It was once a popular bit of trivia that Steve Williams was the highest paid sportsman from New Zealand. That was before 2010 when he was sacked by Tiger Woods, a man he would subsequently refer to as that 'black arsehole'.
He moved on to Adam Scott's bag, suffering a 75% pay cut in the process.
As if the last few years haven't been trying enough for Tiger, Williams has just written an autobiography entitled 'Out of the Rough' (quite frankly, we're amazed that title wasn't already used for a previous golf autobiography).
In the book, Williams is at pains to profess his ignorance of Woods's fondness for cocktail waitresses.

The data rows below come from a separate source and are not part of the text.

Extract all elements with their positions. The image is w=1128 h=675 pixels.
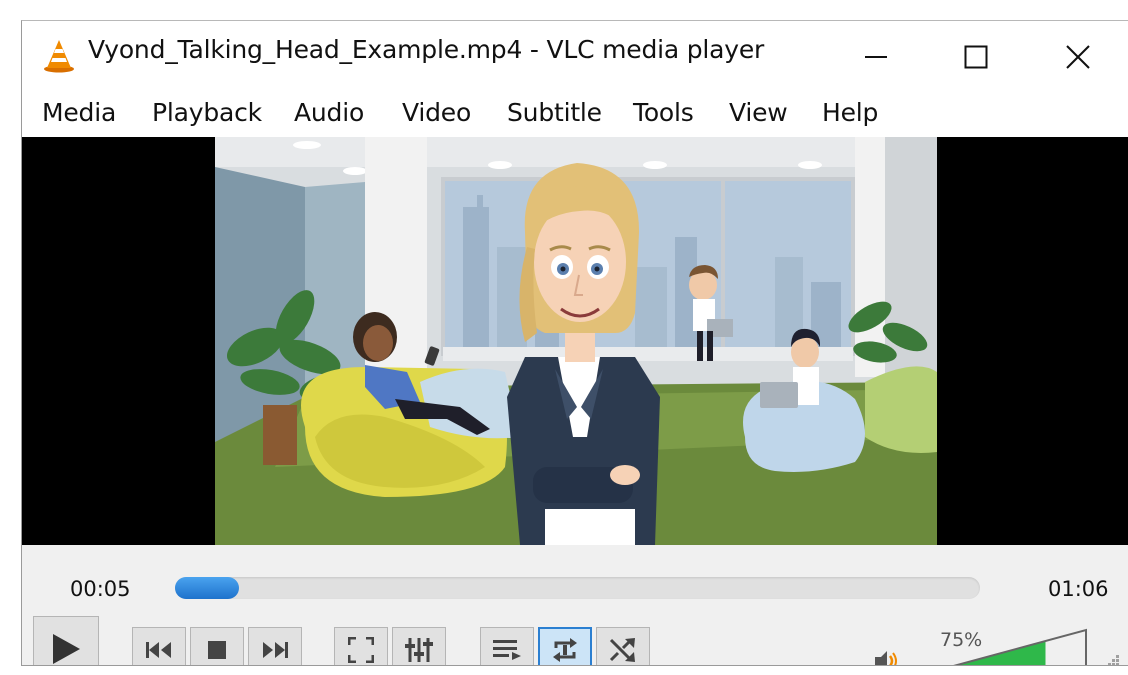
play-icon (49, 632, 83, 665)
maximize-button[interactable] (926, 27, 1026, 87)
resize-grip-icon[interactable] (1102, 653, 1120, 665)
previous-icon (145, 641, 173, 659)
stop-icon (207, 640, 227, 660)
next-button[interactable] (248, 627, 302, 665)
screen-background: Vyond_Talking_Head_Example.mp4 - VLC med… (0, 0, 1128, 675)
volume-slider[interactable] (921, 627, 1089, 666)
seek-bar[interactable] (175, 577, 980, 599)
play-button[interactable] (33, 616, 99, 665)
playlist-icon (492, 638, 522, 662)
fullscreen-button[interactable] (334, 627, 388, 665)
next-icon (261, 641, 289, 659)
vlc-cone-icon (42, 39, 76, 73)
extended-settings-button[interactable] (392, 627, 446, 665)
fullscreen-icon (348, 637, 374, 663)
window-title: Vyond_Talking_Head_Example.mp4 - VLC med… (88, 35, 765, 64)
menu-bar: Media Playback Audio Video Subtitle Tool… (22, 93, 1128, 137)
elapsed-time: 00:05 (70, 577, 131, 601)
playlist-button[interactable] (480, 627, 534, 665)
title-bar[interactable]: Vyond_Talking_Head_Example.mp4 - VLC med… (22, 21, 1128, 93)
vlc-window: Vyond_Talking_Head_Example.mp4 - VLC med… (21, 20, 1128, 666)
menu-view[interactable]: View (729, 98, 788, 127)
minimize-icon (864, 45, 888, 69)
previous-button[interactable] (132, 627, 186, 665)
maximize-icon (964, 45, 988, 69)
minimize-button[interactable] (826, 27, 926, 87)
menu-help[interactable]: Help (822, 98, 878, 127)
menu-subtitle[interactable]: Subtitle (507, 98, 602, 127)
menu-tools[interactable]: Tools (633, 98, 694, 127)
video-frame (215, 137, 937, 545)
menu-media[interactable]: Media (42, 98, 116, 127)
menu-audio[interactable]: Audio (294, 98, 364, 127)
loop-button[interactable] (538, 627, 592, 665)
close-button[interactable] (1028, 27, 1128, 87)
menu-playback[interactable]: Playback (152, 98, 262, 127)
seek-progress (175, 577, 239, 599)
loop-icon (550, 636, 580, 664)
close-icon (1065, 44, 1091, 70)
menu-video[interactable]: Video (402, 98, 471, 127)
extended-settings-icon (405, 637, 433, 663)
total-time: 01:06 (1048, 577, 1109, 601)
stop-button[interactable] (190, 627, 244, 665)
controls-panel: 00:05 01:06 75% (22, 545, 1128, 666)
speaker-icon[interactable] (874, 649, 900, 665)
shuffle-icon (609, 637, 637, 663)
shuffle-button[interactable] (596, 627, 650, 665)
video-area[interactable] (22, 137, 1128, 545)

And he writes that he found it hard to cope with the constant innuendo painting him as an 'enabler' and an 'accomplice'. In spite of these pressures, he was determined to 'stick by' Woods - the caddying world's answer to Tammy Wynette.
The one question I'm now regularly landed with is: How could you not know about Tiger's multitude of mistresses? It's a valid question – it's one I would ask myself if a scandal of Tiger-like proportions happened to another caddy's boss. How could I spend so much time with him and not have an inkling this was going on? The answer, in a roundabout way, is that Elin didn't know either. Only a handful of his oldest buddies actually had any idea this was going on. I didn't know because Tiger didn't dare tell me.
Williams does record one incident in Melbourne one Sunday morning in 2009 in which the usually punctual Woods was fifteen minutes late emerging from his bedroom. Perturbed, Williams had gone up to see what was wrong. After banging on the door for a quarter of an hour, a host of Woods's friends walked out all dressed as about to hit the town. Woods's suite contained a number of bedrooms so there was enough space for them all to sleep. Woods was forced to alter his usual regime in order to reach the golf course in time. Williams found this weird.
It later emerged that Woods had spent the night with Rachel Uchitel, a nightclub hostess and a future reality TV star.
However, it was Tiger's on-course habits that bugged Williams the most. While he could live with the volatile temper, Williams was annoyed by Woods's disrespectful on-course manner.
But he had other bad habits that upset me. I wanted him to prove to me he could change his behaviour and show me – and the game of golf – more respect.
One thing that really pissed me off was how he would flippantly toss a club in the general direction of the bag, expecting me to go over and pick it up. I felt uneasy about bending down to pick up his discarded club – it was like I was his slave. The other thing that disgusted me was his habit of spitting at the hole if he missed a putt.
By 2011, Williams was no longer working with his slave master and not inclined to respond gracefully to his axing.
Following Adam Scott's first win with Williams in tow at the Bridgestone Invitational in 2011, his caddy rather hogged the limelight by celebrating with an excessive degree of wildness and announcing that is had been 'his aim to shove it up that black arsehole'.
He subsequently apologised for this outburst. Woods vouched for him and insisted he wasn't a racist.